ULTIMO AGGIORNAMENTO 23:16

 

E’ crollato a Gela, paese in provincia di Caltanissetta, il portale architettonico risalente al lontano 1450 e posto all’entrata della sacrestia del santuario di Maria SS. D’Alemanna, la patrona della città. L’area antistante l’edificio, il quale era da diverso tempo pericolante, era già stata in precedenza transennata ad opera dei vigili del fuoco.
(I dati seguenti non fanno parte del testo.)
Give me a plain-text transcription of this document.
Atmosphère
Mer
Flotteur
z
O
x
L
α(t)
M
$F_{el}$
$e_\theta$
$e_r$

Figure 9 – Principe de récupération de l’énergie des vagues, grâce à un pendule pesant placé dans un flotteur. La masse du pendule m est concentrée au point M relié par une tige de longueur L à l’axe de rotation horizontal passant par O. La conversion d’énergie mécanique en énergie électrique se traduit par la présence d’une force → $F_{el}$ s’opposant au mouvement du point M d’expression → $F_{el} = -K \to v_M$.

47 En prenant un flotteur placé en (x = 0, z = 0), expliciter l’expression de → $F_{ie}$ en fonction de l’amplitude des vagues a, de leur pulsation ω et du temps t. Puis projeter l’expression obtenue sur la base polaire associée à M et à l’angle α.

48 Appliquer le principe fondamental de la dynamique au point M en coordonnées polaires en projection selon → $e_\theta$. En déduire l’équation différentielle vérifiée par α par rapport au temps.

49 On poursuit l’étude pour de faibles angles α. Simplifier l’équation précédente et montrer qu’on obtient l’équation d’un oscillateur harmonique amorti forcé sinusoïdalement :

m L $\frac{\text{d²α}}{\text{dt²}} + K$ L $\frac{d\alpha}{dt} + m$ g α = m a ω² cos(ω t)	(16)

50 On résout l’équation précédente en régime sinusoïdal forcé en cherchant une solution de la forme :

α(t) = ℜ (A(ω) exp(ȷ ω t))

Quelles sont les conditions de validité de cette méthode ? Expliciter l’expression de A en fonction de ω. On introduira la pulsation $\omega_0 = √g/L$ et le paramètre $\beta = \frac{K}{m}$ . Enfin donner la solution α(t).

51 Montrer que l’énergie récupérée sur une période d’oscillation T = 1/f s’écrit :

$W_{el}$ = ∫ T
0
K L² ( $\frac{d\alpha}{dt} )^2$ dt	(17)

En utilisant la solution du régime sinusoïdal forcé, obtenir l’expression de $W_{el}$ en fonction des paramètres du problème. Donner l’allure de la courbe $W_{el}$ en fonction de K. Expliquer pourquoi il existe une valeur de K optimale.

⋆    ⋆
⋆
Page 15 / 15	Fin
Ad esprimersi con preoccupazione oltre che con rabbia è stato il comitato dei cittadiniPro-santuario” che ha rivolto le sue accuse alle diverse amministrazioni che ne sollecitano il restauro da anni aggiungendo inoltre l’amara constatazione che si trattava di un “crollo annunciato”  e di “Gela come Pompei“.

Ad intervenire sull’ incresciosa vicenda è stato anche mons.Michele Pennisi, vescovo della diocesi di Piazza Armerina della quale fa parte anche Gela il quale ha spiegato come a seguito della pioggia e dell’ordinaria manutenzione si è giunti a questo triste punto, il quale va ad incastrarsi nel complesso quanto drammatico puzzle scomposto di una situazione dei beni culturali decisamente preoccupante e problematica.

Mons.Pennisi ha spiegato come si trattasse di un portale situato sull’unico muro rimasto della chiesa che non c’è più e che era stata ricostruita nel corso degli anni ’50; giusto qualche anno fa anche un’altra chiesa aveva subito alcuni danni e si stanno ancora attendendo i necessari interventi di ristrutturazione. Esistono poi numerose chiese nella diocesi di Piazza Armerina che sono ancora chiuse poichè necessitano di lavori e mancano i fondi.

Stando a quanto riportato dalle parole di Sebastiano Missineo, assessore regionale ai Beni Culturali e all’Identità siciliana, il crollo del portale quattrocentesco del santuario di Maria Santissima d’Alemanna di Gela rappresenta un fatto di portata ed entità gravi; l’assessore ha però spiegato di come sia uno sbaglio associare la Sicilia ai problemi di Pompei in quanto è in fase di aggiornamento la mappatura dei siti siciliani a rischio ed è prevista entro breve una serie di interventi al fine di restaurare e mettere al sicuro l’immenso patrimonio di beni culturali di cui gode e dispone la regione.